Le mécanisme de règlement des différends vacille à son tour. Les nominations à l’organe d’appel sont bloquées, fragilisant l’ensemble du dispositif. Les grands dossiers d’aujourd’hui, subventions publiques, transition écologique, souveraineté industrielle, échappent souvent au contrôle strict du multilatéralisme. Un système conçu pour la stabilité doit désormais composer avec la fragmentation, les rivalités géopolitiques et des agendas économiques de plus en plus hétérogènes.

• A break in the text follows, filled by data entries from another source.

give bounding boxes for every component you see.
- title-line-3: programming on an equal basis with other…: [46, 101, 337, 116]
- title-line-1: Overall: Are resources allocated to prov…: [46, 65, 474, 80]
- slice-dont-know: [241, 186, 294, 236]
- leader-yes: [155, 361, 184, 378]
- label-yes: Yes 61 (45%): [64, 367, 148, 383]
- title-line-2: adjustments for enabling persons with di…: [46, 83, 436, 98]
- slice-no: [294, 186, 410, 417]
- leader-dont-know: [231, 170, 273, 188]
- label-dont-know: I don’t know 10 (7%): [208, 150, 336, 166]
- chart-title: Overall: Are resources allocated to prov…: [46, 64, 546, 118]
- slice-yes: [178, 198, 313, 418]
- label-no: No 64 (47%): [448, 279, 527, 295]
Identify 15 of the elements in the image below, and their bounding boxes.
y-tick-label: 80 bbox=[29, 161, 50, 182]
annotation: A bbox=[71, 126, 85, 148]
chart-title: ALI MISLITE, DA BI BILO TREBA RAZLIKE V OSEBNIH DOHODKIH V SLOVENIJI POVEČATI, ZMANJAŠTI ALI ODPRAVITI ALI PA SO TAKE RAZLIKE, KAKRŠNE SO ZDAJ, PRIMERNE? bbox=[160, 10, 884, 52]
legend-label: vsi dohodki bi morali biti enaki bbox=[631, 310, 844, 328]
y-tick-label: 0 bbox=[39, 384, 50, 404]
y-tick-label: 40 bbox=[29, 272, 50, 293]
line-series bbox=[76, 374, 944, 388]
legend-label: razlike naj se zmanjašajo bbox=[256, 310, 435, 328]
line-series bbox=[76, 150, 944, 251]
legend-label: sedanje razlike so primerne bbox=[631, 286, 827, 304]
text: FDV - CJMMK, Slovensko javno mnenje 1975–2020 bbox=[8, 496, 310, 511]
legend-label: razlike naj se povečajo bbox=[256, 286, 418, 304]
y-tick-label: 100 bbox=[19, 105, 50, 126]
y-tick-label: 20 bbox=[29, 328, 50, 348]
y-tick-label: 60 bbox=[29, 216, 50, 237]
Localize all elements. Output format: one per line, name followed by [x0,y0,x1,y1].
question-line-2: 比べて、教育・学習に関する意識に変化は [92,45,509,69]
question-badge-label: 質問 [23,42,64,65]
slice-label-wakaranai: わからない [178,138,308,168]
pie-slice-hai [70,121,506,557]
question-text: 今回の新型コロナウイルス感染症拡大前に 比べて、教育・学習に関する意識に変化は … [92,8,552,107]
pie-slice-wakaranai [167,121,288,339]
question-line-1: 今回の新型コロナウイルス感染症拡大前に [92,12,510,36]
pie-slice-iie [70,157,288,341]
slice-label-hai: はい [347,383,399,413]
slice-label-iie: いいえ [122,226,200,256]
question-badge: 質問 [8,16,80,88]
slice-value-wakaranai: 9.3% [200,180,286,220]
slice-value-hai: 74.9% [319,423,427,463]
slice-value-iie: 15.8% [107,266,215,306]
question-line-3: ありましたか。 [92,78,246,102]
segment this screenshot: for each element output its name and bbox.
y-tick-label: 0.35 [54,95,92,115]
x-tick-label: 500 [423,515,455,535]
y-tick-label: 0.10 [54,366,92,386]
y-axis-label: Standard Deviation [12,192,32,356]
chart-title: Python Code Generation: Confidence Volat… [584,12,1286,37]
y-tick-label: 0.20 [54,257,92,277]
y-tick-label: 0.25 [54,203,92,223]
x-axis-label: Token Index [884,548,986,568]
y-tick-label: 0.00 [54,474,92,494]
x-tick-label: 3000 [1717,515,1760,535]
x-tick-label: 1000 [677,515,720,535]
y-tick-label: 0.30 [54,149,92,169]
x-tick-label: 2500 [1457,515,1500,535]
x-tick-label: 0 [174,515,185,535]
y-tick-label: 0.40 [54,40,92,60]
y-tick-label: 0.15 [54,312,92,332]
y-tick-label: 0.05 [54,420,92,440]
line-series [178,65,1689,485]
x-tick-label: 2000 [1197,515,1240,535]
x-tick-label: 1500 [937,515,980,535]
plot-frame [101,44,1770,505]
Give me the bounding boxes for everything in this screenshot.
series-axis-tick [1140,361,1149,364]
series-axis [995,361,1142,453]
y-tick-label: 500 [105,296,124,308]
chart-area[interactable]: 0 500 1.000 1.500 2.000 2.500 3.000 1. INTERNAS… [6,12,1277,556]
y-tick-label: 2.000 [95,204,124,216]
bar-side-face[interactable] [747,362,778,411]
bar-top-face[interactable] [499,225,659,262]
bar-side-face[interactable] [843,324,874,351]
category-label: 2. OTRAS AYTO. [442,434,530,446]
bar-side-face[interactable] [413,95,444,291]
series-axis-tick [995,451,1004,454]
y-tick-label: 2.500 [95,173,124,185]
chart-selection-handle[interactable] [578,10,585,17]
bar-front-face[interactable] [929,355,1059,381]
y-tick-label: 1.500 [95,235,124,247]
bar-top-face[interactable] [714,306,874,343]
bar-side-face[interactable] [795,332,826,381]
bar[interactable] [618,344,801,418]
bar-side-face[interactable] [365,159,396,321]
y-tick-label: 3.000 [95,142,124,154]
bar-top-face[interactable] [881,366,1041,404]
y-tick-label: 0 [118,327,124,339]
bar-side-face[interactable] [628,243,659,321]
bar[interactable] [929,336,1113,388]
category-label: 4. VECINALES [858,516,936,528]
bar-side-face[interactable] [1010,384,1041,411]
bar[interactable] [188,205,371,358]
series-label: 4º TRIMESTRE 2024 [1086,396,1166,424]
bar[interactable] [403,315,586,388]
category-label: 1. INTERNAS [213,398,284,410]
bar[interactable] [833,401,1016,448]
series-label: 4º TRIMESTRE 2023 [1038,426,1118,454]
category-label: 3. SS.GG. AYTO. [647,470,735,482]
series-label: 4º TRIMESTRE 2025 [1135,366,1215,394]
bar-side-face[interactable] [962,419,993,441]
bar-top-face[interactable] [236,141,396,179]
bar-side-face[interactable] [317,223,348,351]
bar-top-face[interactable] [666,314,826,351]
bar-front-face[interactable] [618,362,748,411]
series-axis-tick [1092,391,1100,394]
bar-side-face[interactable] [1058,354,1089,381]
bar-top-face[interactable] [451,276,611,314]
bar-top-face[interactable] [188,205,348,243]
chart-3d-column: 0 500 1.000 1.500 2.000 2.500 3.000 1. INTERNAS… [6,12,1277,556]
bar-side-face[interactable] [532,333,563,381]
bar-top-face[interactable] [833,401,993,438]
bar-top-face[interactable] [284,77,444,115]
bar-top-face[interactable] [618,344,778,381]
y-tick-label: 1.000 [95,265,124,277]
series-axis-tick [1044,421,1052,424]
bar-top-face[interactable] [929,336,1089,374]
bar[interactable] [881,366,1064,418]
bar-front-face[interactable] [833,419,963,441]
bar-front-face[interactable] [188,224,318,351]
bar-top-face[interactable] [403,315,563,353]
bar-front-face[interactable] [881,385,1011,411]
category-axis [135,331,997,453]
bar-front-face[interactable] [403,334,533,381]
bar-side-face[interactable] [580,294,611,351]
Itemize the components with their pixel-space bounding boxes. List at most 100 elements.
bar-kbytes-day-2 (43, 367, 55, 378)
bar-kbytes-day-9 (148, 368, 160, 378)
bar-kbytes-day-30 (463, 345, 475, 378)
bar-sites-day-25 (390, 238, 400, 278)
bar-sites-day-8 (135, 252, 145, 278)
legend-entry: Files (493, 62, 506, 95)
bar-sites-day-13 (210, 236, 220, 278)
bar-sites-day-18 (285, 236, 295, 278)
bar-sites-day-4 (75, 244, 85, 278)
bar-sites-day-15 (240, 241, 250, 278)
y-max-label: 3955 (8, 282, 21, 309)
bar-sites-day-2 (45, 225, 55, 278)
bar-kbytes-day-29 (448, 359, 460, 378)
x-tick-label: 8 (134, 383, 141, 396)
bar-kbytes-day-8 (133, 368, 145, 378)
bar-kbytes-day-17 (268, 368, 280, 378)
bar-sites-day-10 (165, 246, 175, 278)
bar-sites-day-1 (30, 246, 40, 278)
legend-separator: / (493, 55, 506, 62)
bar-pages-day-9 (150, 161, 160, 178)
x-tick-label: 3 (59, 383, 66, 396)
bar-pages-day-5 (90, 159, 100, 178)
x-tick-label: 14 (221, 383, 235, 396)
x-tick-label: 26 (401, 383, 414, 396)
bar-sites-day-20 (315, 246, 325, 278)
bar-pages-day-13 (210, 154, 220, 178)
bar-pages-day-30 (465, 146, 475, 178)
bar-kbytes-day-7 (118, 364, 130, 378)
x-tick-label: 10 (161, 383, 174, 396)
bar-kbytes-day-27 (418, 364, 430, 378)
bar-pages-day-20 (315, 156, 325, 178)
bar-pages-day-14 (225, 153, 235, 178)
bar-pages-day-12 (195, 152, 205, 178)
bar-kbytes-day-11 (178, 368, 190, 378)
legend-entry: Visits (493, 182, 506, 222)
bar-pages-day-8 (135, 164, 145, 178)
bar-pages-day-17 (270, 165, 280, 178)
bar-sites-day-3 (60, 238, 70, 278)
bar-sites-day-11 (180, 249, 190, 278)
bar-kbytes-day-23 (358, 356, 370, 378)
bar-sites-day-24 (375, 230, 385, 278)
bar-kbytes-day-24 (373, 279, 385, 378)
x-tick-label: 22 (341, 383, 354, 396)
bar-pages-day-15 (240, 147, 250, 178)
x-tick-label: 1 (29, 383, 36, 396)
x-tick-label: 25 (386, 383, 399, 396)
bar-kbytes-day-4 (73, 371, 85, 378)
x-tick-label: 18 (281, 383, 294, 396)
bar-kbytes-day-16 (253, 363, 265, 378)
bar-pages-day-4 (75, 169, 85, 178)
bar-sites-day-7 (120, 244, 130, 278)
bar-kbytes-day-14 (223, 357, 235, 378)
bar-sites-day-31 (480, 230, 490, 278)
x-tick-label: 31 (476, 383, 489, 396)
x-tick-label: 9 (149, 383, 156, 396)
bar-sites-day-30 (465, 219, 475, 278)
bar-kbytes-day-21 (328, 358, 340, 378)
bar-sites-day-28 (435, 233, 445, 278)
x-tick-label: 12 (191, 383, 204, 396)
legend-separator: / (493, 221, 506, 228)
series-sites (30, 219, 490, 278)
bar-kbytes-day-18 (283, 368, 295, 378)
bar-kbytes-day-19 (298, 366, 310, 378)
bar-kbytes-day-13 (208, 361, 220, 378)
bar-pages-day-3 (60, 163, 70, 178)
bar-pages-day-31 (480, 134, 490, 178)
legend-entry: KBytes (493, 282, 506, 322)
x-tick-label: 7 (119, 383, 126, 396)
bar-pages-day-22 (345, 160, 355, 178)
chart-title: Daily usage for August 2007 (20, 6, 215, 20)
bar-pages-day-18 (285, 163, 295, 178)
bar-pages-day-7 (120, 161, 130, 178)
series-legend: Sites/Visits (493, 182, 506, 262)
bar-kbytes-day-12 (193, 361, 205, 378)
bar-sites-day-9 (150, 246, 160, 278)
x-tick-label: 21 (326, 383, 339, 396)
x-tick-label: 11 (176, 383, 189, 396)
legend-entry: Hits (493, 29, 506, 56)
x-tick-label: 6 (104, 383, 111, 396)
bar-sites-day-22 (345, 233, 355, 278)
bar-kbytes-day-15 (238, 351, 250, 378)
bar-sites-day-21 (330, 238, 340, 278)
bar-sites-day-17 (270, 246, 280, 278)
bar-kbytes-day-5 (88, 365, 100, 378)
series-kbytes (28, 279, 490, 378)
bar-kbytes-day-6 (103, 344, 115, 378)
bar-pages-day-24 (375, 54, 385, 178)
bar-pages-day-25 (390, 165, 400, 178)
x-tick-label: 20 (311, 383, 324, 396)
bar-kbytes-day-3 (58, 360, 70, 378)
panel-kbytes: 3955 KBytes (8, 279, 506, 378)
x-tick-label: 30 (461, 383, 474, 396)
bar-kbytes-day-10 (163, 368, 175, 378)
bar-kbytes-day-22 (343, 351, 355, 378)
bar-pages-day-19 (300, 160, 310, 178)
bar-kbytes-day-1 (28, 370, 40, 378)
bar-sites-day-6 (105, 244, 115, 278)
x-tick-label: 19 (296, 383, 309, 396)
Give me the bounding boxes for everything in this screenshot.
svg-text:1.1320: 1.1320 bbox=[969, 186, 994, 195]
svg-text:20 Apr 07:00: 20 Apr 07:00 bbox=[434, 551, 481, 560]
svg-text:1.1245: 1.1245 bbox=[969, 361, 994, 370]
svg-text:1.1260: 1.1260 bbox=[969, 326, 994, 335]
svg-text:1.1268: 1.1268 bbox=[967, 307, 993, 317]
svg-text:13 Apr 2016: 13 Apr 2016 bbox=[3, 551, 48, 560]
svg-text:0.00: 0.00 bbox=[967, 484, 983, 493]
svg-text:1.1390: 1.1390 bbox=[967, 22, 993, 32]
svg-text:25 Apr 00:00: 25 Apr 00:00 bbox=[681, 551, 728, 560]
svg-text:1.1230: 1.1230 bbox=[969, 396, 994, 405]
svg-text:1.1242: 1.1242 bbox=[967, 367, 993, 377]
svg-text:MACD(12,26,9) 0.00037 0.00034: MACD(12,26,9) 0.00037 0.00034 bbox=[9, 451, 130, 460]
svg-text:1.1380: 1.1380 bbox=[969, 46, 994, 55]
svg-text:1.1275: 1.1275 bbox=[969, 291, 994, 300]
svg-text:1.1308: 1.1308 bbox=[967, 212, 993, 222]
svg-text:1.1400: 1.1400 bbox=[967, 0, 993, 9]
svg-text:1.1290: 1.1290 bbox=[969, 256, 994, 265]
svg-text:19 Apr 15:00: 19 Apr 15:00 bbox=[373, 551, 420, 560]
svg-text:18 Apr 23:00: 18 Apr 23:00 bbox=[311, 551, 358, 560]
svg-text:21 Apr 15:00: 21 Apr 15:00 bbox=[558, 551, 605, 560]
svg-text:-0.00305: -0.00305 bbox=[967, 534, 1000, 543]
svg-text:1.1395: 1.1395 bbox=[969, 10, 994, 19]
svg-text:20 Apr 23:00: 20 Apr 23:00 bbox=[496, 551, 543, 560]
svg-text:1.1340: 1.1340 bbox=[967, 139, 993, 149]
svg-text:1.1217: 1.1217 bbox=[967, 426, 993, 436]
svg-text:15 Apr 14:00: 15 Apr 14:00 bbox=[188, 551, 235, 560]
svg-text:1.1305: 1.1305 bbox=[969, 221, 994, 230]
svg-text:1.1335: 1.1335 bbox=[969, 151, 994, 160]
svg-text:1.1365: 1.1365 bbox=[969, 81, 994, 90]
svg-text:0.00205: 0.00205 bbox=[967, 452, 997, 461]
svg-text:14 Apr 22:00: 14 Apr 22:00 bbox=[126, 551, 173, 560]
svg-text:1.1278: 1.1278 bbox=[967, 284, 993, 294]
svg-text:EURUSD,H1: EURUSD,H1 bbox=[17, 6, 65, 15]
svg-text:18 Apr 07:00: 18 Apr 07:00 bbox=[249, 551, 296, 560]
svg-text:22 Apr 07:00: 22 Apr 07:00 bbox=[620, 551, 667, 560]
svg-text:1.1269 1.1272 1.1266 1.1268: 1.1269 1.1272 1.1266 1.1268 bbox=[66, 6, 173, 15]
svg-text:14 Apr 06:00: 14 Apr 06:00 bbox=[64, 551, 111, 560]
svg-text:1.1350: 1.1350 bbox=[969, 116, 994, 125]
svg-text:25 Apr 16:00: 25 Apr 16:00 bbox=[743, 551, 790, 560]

Livre GATT ouvert avec ordinateur portable sur un bureau en bois

Ressources et analyses pour approfondir l’étude du GATT et de l’OMC

Pour qui veut comprendre la mécanique et la portée du GATT et de l’OMC, quelques repères sont incontournables. L’accord de Genève de 1947, signé par 23 pays, sert d’ossature au système commercial international. Les différents rounds de négociation, du Tokyo Round sur les barrières non tarifaires au Kennedy Round et ses baisses tarifaires spectaculaires, jalonnent l’histoire du commerce mondial. L’aboutissement du Uruguay Round (1986-1994) donne naissance à l’OMC via l’Accord de Marrakech, signalant le passage d’un accord multilatéral à une véritable organisation internationale. Cette évolution accompagne de nouveaux enjeux : ouverture des services (AGCS), protection de la propriété intellectuelle (ADPIC), encadrement des investissements (TRIMS).

Pour se repérer dans cet univers, plusieurs outils sont à privilégier. Les textes fondateurs, Accord de Marrakech, actes finaux des rounds successifs, documents issus des Conférences ministérielles, fournissent la base documentaire. Les analyses institutionnelles de l’OMC, celles de la Banque mondiale ou du FMI, apportent des éclairages sur les dispositifs de règlement des différends et sur la géopolitique des négociations.

Voici quelques ressources clés à explorer pour aller plus loin :

  • Les rapports annuels de l’OMC retracent l’évolution du commerce mondial et dressent l’état des règles en vigueur.
  • Les archives du GATT permettent de remonter aux premiers pas du multilatéralisme commercial, jusqu’aux débats sur la création avortée de l’OIC à La Havane en 1948.
  • Les biographies de figures majeures, de Peter Sutherland à Eric Wyndham White, dévoilent la dimension politique des grandes négociations.

L’examen du GATT et de l’OMC dépasse le simple récit institutionnel. Il croise le droit, l’économie internationale et les stratégies des États, des 23 pays fondateurs aux 164 membres actuels. S’interroger sur l’évolution des règles, le rôle des conférences ministérielles ou la trajectoire des accords sectoriels, c’est aussi saisir la mécanique d’un système qui, sans cesse, réinvente ses équilibres. Difficile de prédire la prochaine mutation, mais une chose est sûre : le commerce mondial ne cesse de surprendre ceux qui l’observent de près.